#  Getting Started  > Member of The Month >  March Member of the Month

## Nazgul

WHAT TIME IS IT?
No seriously.  I'm not wearing a watch.  No wait.  That's not it.  Um... Oh right...

It's time for Memeber of the Month.  No wait.  Member.  Member of the month.  Though Memeber of the month would be cool idea.  We could give a trophy to the best meme posted by a member an... Um Kris is looking at me.  I'd best get on with it.

So this month, after much deliberation and a few knife fights, the staff has decided to honour a member, like we do every month.  

This person has been a member for going on seven years, which let's face it is a good amount of time.  But that's nothing until you look at her post count, which has her going on 25 000 posts,  An impressive number to be sure.

Now I know what you're thinking, what else has she done?  Does she have a blog?  

Well to answer your second question first, she does have a blog, but she hasn't used it in ages and when it was in use, she used it for announcing absences and returns.

As for what else has she done?  Well she has roleplayed.  Quite a lot actually.  And from what I've read she's a good writer and RPer.  If you wanted to read some of her stuff, should you be so inclined, the easiest place to find her in the Private RP section.  Just look for active RPs with literally thousands of posts and that will likely be her.  What, don't believe me?  Unexpected Deadly Romance is over 800 pages long.  Eldarin Shock is over 100 pages.  And those are just the active ones they are in.  There are others of course, including Kingdom of Torrentail for which she has a Master Gamer trophy.

So no matter how you slice it, this lady has been one hell of a contributor to the site.  And we on the staff look forward to more years and more posts with her among us.

So join with me now in honouring the one!  The only! 

 :cheerleader: NoviDome! :cheerleader:

----------


## Kris

Way to go  @NoviDome;

----------


## Griff

Congrats

----------


## Omac

Wonderful! 

Remember you only win once, so get all of your demands out of the way before the deadline comes!

----------


## NoviDome

You guys, I am honoured  :luv: 
I never really considered myself a super active member of the forum since all I do is private roleplays, I don't participate in events and all that, so I hadn't expected this tribute!

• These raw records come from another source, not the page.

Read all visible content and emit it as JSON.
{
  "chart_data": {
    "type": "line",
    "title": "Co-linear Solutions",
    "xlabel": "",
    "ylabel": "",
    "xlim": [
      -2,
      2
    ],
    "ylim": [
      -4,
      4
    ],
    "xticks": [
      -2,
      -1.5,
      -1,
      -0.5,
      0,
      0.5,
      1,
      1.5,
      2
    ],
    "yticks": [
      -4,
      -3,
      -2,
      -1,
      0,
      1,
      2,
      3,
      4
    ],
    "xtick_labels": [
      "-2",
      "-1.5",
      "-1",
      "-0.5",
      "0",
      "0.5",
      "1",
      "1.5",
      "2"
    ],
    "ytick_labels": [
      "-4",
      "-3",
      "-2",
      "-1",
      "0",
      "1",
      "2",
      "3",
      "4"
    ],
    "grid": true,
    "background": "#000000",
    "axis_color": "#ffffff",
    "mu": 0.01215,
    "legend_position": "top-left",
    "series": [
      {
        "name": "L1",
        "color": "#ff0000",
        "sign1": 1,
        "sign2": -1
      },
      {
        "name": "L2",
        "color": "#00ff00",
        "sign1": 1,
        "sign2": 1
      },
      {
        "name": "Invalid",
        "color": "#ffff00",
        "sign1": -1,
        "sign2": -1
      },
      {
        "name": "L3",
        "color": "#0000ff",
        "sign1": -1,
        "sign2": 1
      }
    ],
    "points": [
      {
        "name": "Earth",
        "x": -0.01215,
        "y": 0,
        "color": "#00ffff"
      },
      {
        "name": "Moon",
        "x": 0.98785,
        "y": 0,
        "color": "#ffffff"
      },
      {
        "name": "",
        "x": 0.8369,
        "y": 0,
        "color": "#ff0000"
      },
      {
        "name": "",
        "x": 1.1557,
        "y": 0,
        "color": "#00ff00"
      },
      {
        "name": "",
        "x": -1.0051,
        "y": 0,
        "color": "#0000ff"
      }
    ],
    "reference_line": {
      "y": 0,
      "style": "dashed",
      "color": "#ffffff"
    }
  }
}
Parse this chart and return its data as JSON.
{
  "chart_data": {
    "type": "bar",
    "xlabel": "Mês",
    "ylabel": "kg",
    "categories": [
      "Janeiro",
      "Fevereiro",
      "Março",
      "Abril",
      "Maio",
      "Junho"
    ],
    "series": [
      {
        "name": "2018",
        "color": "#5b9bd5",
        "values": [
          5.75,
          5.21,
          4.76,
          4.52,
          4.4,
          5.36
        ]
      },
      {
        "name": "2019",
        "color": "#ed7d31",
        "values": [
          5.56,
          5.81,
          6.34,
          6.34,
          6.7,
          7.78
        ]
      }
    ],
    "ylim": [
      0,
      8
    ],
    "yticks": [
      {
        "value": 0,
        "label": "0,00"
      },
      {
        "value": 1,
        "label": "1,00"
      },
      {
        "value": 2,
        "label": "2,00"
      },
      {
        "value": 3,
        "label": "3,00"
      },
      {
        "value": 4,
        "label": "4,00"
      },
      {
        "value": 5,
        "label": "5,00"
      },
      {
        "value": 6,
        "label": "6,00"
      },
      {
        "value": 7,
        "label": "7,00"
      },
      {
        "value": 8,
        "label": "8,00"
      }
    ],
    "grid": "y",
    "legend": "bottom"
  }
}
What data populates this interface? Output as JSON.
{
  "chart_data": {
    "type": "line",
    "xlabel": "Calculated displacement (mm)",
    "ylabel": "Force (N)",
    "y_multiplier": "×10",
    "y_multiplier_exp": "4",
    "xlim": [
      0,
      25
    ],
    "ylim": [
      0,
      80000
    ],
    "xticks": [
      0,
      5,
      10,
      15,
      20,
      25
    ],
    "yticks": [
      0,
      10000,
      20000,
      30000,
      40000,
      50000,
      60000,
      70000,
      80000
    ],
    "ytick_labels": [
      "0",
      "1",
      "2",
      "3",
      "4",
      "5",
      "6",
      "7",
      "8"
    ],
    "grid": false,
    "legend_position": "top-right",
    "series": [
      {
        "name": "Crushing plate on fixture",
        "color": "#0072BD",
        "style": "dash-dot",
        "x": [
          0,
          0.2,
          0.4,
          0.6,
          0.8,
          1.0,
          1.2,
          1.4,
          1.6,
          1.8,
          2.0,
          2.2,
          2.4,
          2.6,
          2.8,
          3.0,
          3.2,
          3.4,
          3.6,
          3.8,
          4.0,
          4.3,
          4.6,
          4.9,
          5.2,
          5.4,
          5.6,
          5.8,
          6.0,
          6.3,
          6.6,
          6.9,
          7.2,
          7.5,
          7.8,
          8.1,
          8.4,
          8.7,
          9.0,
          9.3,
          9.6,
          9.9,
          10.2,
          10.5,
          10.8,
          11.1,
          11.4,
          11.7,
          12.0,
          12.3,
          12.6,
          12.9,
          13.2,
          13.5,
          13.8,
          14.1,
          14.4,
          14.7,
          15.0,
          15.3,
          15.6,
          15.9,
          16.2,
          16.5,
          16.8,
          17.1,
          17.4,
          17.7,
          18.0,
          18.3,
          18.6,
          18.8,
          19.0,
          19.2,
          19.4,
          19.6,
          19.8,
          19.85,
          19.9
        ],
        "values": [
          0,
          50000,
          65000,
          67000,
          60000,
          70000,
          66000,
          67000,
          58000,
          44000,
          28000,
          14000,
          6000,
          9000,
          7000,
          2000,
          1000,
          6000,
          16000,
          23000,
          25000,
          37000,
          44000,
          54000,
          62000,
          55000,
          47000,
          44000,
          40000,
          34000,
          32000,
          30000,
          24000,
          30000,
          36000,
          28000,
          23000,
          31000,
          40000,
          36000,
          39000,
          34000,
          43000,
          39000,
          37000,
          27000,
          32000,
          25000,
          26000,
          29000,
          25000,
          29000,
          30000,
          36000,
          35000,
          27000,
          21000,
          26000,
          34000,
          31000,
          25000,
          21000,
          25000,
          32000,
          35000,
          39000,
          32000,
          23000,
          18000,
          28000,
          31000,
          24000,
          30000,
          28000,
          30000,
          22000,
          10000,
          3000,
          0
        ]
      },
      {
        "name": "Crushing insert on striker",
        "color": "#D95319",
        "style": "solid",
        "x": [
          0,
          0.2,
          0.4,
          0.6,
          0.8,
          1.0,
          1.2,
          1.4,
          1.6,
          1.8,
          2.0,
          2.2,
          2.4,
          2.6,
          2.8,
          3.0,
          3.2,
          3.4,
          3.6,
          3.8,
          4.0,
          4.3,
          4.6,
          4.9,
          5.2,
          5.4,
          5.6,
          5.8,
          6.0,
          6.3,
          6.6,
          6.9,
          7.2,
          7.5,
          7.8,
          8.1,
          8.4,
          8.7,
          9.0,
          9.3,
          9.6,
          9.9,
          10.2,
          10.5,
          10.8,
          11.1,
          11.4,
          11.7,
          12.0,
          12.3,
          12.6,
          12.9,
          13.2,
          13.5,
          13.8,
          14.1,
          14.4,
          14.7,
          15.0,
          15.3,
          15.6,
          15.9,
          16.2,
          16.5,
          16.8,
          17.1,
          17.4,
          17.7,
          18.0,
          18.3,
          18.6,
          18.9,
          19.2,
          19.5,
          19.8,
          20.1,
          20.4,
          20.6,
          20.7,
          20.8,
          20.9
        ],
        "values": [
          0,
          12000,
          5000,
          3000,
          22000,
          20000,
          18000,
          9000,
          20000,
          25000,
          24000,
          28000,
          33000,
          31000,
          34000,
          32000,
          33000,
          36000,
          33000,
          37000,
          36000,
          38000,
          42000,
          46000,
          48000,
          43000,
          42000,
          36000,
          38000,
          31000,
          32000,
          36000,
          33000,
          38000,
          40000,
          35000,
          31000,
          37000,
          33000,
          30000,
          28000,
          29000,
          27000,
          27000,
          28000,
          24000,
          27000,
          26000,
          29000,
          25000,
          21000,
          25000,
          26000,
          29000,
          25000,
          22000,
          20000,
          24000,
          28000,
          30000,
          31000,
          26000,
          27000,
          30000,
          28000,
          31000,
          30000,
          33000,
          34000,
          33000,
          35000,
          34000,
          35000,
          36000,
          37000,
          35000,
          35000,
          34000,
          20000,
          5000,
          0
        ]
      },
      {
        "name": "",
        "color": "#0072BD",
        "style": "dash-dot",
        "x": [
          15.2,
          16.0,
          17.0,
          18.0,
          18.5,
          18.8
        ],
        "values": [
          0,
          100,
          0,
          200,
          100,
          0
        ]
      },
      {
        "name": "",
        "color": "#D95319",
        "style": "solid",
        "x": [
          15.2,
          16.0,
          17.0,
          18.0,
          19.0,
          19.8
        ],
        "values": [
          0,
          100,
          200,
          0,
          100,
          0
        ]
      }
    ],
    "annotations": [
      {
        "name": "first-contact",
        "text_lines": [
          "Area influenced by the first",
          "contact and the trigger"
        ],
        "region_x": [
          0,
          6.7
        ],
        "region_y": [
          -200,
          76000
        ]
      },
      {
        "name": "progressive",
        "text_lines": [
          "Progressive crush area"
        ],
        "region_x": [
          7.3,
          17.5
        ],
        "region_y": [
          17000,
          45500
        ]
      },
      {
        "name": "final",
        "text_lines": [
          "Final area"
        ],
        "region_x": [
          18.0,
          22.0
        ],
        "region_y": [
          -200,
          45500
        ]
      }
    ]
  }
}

It was lovely to read, and it warmed my heart <3
THANK YOU!  :~xoxo~:

----------


## Summeralla

Congrats

----------


## Dnafein

Congratulations

----------


## StarCatcher

CONGRATS!!!!

----------


## Sparkz

WOoooooooOOOO Way to go! You're literally one of the best rp partners I have ever had! You go girl!

----------


## ｒａｂｂｉｔ

https://www.youtube.com/watch?v=x42aPmtnVDg

this is all i can think about now with that intro line

also, congrats NoviDome!

----------


## Merry



----------


## G

Congratulations!!! <3

----------


## Enigma



----------


## Merry



----------